Still sore about Google shuttering Sparrow a few years ago - it was by far the best email client on both iOS and Mac at the time.



> acquihire and shut down

<I should buy a boat cat> I should start a half-way decent mail app.</I should buy a boat cat>


> Seems like the standard end for any half-way decent mail app: acquihire and shut down.

For context, it takes a day or two to build an app that can display an SMS message correctly, and maybe 25 person years to build an app that can display an email thread correctly. This means that no matter how much money you raise, by the time you have a semi-working product it will be pretty much time for your VCs to start returning money to their LPs before you can get traction.

If you want an email client that's not going to get shut down, try Missive... They are funding their email client from a side business selling t-shirts rather than taking VC, so it's much less likely to go anywhere.


> maybe 25 person years to build an app that can display an email thread correctly

How so? E-mails are not that complicated. Unless your threading involves some speculative ML algorithms.


Because the specs just for parsing out the headers, body, attachments, etc. are fiendishly complicated. Think all sorts of indefinitely nested recursive data structures that have no fixed order.

But that's the easy part. The hard part is that there is no spec at all that governs what actually goes inside the body of a message. The easiest way to explain is by way of analogy:

Imagine that you've never left your village and know nothing of the outside world, but are tasked with building a car capable of circumnavigating the globe.

So you start out by building the first version of your car that can drive on your village's streets successfully. So far, so good, you think you've solved the problem and assume it will just keep working. But as soon as you get outside your village you see that the roads are no longer paved, so the car quickly breaks down. So you go back and build a new car that can also drive on gravel roads, and set out again. And this works well enough until there stops being roads at all. So now you go back and build a third car that can handle paved roads, dirt roads, and off roading. And this works for a while until you encounter sand... And water... And -100 degree cold... And 10,000 degree heat... And zero oxygen... And people start shooting at you. Etc.

And of course if you're not very careful then the time required to build each new version of the car will increase exponentially, since you need to make sure it still works equally well on all of the previous terrain you solved for.
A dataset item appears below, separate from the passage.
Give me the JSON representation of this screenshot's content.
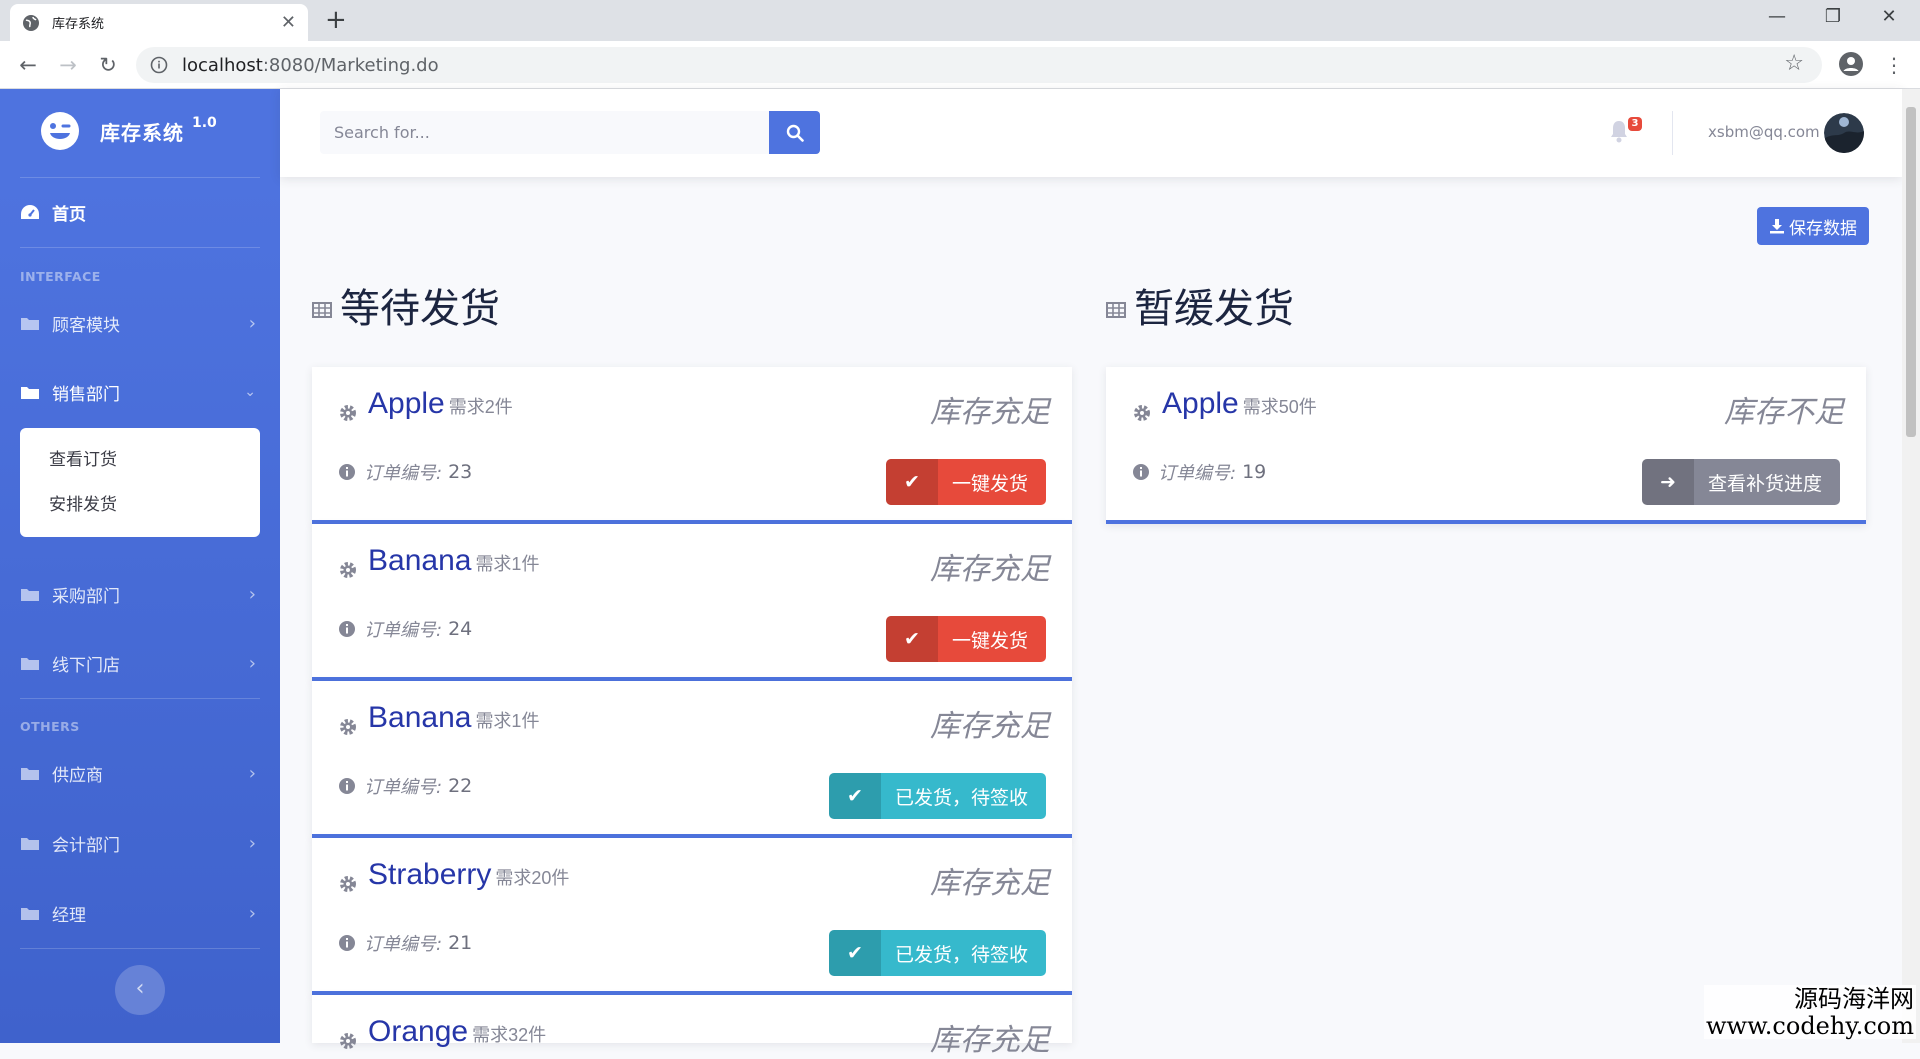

This is basically email parsing in a nutshell. It's also why you keep seeing these companies get bought out for tens or hundreds of millions of dollars without many users, and sometimes without having even launched anything. Because email is by for the world's largest source of human knowledge so it's a very valuable domain to be able to work with, but only a handful of people really have the expertise.


I get it. Hell, my first job involved parsing headers, body and attachments out of e-mails for further analysis. I just don't feel this is a 25 person-year job, unless you're including other people than developers working directly on the task.


They’re not selling t-shirts, but conference badges AND they’re already profitable from their email app. Quite a feat for a 3-person shop.